My point is, STICK WITH THE BOOK!
I know that books, and print media in general, have been racing toward the line of obsoletion over the last decade, but – I believe – in a world where digital media is becoming increasingly unreliable and false, a return to print media is the ultimate antidote.
Build your libraries, all you book nerds! And not just with books. Collect physical media of all kinds – even physical copies of movies on whatever you can find – VHS, DVD, Blu-ray, and Betamax… music on CDs, records, cassette tapes, and 8-track cartridges. Put them into your wills, and impress the importance of their survival upon your children, grandchildren, little cousins, nieces and nephews!
The Internet can be turned off, or bombed out of existence one day – OR – everything on it will, more likely, become unreliable, and unreal.
Physical media will be much more resistant to this.
And that’s what Fahrenheit 451 is all about – the resilience of physical media.
It paints the picture of a dystopian future where humanity has become lulled into a zombified state of dependence on total immersion in digital screens, that project narratives undistinguishable from reality. Sound familiar?
The primary aspiration of homeowners, is to convert all four walls of their living rooms (not just three) into wallpaper screens that immerse them into their favorite shows. The characters in the sitcoms even include them at times.
And when they retire from the living room, they fall asleep at night with the assistance of pills and earbuds. That’s right. Bradbury thought of this 72 years ago.
Anyway…
The music and programs they’re listening to and watching, are tightly controlled for them – by the State. Most of them, don’t even realize this, and they don’t care, as long as they are sufficiently stimulated when they need to be, and sedated when they need to be.
The hero – Guy Montag – is not sufficiently stimulated or sedated. Because, the spirit can never truly be manipulated or subdued – without consequences.

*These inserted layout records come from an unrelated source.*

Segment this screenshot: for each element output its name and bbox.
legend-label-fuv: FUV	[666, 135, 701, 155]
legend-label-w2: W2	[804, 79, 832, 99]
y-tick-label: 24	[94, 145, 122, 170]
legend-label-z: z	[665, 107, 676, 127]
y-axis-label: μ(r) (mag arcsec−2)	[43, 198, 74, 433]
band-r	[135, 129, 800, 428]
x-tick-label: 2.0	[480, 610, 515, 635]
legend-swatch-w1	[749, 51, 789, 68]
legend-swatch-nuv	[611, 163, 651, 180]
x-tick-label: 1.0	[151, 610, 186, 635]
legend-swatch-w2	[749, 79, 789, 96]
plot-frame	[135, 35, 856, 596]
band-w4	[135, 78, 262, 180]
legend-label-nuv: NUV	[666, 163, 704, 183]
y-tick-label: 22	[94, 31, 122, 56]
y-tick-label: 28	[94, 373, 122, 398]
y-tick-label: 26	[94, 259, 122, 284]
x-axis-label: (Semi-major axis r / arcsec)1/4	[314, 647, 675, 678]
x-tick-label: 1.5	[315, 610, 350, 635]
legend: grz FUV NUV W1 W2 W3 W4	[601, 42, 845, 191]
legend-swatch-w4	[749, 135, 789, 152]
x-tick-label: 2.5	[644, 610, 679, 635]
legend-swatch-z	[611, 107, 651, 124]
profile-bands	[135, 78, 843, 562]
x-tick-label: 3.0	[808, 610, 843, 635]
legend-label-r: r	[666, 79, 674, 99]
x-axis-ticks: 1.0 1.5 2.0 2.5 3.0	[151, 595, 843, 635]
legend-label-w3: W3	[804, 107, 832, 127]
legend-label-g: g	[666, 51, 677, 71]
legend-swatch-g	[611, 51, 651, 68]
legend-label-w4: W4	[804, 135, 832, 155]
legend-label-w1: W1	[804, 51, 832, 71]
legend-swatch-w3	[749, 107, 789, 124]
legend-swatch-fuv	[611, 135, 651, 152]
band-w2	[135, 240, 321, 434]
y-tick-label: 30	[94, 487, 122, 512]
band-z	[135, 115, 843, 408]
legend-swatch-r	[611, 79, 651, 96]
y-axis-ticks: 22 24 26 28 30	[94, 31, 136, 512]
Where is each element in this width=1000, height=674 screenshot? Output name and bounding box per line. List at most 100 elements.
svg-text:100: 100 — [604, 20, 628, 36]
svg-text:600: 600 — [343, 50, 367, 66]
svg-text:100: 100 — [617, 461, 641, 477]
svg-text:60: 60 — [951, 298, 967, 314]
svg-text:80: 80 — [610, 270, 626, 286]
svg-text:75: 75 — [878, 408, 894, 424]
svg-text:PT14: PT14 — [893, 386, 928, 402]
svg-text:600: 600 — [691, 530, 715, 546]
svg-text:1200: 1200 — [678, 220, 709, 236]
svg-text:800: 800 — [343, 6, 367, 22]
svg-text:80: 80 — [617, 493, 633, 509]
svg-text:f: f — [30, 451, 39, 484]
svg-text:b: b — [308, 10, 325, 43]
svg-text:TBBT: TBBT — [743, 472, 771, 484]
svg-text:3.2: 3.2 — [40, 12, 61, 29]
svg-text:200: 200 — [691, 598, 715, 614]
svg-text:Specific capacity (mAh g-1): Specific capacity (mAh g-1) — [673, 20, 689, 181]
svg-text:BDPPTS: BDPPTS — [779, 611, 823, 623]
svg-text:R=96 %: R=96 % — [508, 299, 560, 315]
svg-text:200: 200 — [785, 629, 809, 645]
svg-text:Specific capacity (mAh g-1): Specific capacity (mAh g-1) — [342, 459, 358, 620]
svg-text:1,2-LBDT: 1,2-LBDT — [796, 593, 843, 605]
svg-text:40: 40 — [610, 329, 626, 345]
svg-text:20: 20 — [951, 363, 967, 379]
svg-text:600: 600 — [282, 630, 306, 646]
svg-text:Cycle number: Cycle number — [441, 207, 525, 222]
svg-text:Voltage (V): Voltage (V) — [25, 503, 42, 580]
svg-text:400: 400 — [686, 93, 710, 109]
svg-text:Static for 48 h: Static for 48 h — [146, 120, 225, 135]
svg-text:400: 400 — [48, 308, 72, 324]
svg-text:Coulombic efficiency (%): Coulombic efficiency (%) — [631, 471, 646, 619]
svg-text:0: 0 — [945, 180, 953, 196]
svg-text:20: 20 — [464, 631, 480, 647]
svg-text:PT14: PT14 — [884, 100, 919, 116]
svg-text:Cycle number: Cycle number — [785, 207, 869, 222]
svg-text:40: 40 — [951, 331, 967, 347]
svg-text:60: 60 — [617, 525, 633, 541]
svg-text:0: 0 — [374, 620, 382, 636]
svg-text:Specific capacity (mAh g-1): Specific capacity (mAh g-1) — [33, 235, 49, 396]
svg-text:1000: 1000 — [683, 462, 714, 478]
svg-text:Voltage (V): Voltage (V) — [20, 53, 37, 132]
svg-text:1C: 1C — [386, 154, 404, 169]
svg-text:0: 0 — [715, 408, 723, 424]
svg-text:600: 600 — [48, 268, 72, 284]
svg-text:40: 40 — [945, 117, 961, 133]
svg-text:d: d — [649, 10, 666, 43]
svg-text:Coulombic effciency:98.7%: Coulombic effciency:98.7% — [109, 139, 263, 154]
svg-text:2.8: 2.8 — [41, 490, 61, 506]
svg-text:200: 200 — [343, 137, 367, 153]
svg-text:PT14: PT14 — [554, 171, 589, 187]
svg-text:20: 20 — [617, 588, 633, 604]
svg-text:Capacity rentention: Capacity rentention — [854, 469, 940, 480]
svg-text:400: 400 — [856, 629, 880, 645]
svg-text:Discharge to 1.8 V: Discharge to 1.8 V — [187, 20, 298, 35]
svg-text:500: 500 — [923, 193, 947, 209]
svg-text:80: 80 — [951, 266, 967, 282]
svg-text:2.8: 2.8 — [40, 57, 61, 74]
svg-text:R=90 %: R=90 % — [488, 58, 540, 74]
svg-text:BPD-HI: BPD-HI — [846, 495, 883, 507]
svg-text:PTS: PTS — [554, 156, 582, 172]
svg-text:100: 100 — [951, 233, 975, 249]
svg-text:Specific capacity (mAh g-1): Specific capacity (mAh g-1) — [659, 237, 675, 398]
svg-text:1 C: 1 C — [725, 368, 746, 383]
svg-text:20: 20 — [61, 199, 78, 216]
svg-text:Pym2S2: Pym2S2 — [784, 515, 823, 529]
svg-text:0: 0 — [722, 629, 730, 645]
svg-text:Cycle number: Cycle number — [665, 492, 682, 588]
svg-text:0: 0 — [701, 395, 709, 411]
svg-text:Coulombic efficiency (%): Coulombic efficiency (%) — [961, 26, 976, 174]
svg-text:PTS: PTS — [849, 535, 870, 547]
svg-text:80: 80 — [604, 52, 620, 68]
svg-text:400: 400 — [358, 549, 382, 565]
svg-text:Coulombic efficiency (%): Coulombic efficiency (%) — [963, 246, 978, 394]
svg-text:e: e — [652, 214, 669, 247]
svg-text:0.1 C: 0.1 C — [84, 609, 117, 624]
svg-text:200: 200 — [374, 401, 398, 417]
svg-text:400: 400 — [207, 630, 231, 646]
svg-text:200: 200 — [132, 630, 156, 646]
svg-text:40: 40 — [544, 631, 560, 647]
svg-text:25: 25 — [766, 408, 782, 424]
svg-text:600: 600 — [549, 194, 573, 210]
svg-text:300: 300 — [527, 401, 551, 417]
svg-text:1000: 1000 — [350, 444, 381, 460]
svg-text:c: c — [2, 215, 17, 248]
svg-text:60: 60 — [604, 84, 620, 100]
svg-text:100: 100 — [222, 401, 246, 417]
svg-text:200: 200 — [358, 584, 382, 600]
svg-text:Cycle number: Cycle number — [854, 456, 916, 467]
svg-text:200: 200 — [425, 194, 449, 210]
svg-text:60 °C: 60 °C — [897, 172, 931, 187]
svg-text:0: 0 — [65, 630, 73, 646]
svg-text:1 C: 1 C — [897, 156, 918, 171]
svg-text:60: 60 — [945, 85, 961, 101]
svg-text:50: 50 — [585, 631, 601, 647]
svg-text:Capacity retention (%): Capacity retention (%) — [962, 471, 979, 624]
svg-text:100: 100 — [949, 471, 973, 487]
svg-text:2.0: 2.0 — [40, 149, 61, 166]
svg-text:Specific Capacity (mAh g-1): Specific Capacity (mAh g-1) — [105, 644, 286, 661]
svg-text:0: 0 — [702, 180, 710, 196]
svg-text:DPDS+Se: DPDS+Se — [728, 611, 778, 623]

Montag is one of the “Firemen,” a taskforce of Gestapo-like squads who maintain control over freedom of thought, by seeking out and burning to ash, any books that exist. They take a flamethrower to all physical media and art forms. Bradbury gave the novel its name from the degree of heat at which paper becomes combustible.
As the novel explores, freedom of thought cannot be controlled. It’s part of the natural state of humanity. And Montag is the lens through which we investigate this phenomenon. As the novel progresses, we see him go from mindless automaton, to independent human being.
I won’t give the details of his transformation away, because it’s not that many pages, and you should read it. Or, if you must, at least listen to it on audio.
But the answer to humanity’s decent into darkness, comes in the form of a nuclear holocaust, that spares a small band of human beings taking refuge in the countryside, outside the cities – those who refuse to bow to the gods of society.
They commit to memory the books that they are able to preserve – making their brains into hard drives that can only be erased by death. Montag is coached into this process by those who are older and wiser than him – the elders, dressed in rags, surviving on scraps of bacon, who huddle over fires in the dead of night, out in the woods, passing on their wisdom.
And I think there is something beautiful in that. Campfires are, after all, the original screens.
And bacon… well, that’s not so bad, as far as scraps go.
And as for Montag – the books he commits to memory are two of the best ever written – Ecclesiastes and Revelation.
No one will ever be able to burn those two books out of existence. I guarantee it.
“You don’t have to burn books to destroy a culture. Just get people to stop reading them.”